Paper

Charlton Rose. CITCAT: Constructing Instruction Traces from Cache-filtered Address Traces. Master's thesis, Brigham Young University, 1999.

Abstract

Traces are valuable to computer architects because they allow researchers to subject hypothetical systems to real workloads using trace-driven simulation. An instruction trace is a record of a processor's instruction-level activity, including the opcode and operands of each instruction. In general, traces affected by the tracing process have limited utility. However, instruction traces are nearly impossible to collect without perturbing the system being traced.

In the past, researchers have taken several approaches towards collecting traces, such as (trap based) single stepping, inlining, hardware monitoring, and processor simulation. These approaches fail to produce accurate traces because they interfere with the processor's normal execution or are too difficult to implement correctly.

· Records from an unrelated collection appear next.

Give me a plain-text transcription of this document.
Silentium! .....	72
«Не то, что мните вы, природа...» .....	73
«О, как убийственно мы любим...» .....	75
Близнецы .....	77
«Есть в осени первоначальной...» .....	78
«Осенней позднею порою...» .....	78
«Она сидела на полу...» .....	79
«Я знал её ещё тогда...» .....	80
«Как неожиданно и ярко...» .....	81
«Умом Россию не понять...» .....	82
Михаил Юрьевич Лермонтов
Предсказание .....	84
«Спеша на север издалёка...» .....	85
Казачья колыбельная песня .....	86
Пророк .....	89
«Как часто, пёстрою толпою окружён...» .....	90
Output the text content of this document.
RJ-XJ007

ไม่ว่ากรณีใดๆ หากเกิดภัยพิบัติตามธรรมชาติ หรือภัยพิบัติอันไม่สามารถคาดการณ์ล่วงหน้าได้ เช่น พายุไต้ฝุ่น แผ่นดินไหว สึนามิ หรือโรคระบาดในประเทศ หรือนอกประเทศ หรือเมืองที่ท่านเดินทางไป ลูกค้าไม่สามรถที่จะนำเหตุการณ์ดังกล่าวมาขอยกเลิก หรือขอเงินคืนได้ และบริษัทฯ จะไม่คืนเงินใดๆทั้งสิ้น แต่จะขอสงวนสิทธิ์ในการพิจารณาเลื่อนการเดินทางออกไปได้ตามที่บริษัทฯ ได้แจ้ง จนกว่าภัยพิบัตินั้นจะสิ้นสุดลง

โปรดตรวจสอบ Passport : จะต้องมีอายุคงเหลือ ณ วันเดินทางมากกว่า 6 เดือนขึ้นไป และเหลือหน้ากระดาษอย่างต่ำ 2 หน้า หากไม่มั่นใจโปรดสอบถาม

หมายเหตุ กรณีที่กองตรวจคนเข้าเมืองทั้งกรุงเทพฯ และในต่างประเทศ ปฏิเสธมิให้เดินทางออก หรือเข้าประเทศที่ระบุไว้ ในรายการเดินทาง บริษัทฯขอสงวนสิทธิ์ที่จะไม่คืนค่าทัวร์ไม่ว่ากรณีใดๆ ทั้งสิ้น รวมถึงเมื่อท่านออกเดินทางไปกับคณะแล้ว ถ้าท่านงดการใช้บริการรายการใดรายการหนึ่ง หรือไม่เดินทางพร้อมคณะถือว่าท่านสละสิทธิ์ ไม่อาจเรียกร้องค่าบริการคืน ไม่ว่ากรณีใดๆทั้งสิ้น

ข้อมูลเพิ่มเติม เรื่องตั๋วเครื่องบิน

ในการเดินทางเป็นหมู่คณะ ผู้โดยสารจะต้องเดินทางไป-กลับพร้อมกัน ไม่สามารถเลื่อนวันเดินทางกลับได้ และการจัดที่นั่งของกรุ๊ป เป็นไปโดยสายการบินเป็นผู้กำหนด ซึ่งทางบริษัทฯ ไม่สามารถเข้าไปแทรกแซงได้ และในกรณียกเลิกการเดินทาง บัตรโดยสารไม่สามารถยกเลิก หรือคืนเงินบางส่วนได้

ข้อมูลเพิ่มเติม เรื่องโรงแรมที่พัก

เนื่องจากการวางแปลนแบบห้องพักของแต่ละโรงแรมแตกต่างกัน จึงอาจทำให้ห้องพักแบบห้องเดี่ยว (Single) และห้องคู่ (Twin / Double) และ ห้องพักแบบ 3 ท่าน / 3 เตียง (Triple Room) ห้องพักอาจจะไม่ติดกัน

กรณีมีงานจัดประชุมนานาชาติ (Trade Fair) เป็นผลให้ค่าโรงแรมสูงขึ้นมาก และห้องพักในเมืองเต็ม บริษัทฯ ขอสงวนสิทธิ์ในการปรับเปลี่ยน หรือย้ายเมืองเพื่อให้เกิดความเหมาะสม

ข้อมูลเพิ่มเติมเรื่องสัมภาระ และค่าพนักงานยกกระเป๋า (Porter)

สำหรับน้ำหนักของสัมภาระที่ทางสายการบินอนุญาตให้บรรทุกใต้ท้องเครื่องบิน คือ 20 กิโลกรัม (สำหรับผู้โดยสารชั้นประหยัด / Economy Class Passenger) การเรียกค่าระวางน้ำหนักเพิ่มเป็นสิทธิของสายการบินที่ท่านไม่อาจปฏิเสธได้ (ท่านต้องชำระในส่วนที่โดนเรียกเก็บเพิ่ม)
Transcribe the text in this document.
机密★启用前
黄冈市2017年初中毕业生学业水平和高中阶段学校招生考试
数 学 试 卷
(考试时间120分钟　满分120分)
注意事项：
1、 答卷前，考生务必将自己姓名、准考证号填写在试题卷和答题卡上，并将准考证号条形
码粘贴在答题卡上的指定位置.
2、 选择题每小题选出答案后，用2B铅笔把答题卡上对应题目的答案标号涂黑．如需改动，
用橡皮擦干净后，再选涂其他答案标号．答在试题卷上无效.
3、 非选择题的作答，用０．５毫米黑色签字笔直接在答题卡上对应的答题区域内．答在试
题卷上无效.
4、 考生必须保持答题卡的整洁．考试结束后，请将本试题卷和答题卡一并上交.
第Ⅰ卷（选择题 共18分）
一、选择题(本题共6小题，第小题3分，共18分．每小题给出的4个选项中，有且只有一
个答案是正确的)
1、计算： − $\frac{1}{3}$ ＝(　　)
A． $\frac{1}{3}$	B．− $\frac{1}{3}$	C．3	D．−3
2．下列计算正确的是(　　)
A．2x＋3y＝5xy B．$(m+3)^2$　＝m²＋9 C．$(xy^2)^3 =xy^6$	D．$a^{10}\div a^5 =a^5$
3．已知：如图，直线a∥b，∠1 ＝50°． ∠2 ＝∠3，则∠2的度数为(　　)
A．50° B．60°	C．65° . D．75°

Because processors are deterministic machines, their behavior can be predicted if their initial states and external inputs are known. CITCAT is a procedure that exploits this fact to generate nearly perfect instruction traces using trace-driven simulation. CITCAT combines the best features of traditional tracing techniques to produce long, accurate instruction traces from cache-filtered address traces (CATs), which can easily be collected without perturbing the system being traced.

Successful implementations of CITCAT require a processor simulator, the ability to initialize it with the state of an actual machine, and the ability to simulate a realistic sequence of asynchronous events. The simulator is initialized with an initial machine state (IMS) image, while events are simulated according to an asynchronous event schedule (AES). Both of these records are extracted from a single CAT. Because the simulator replays the instruction sequence executed by the original processor that produced the CAT, it is possible to convert the CAT into any type of system trace.

The feasibility of CITCAT is demonstrated through an implementation on a MIPS R4400 microprocessor based system. System-specific challenges are overcome with system-specific solutions, and efforts to generate instruction traces are ultimately successful. An R4400 CITCAT driver and other operating system patches, and how they enable the generation of IMS and AES records, are described.

Because CITCAT instruction traces are computed, rather than stored, CITCAT has potential for development as an extremely efficient, lossless trace compression algorithm.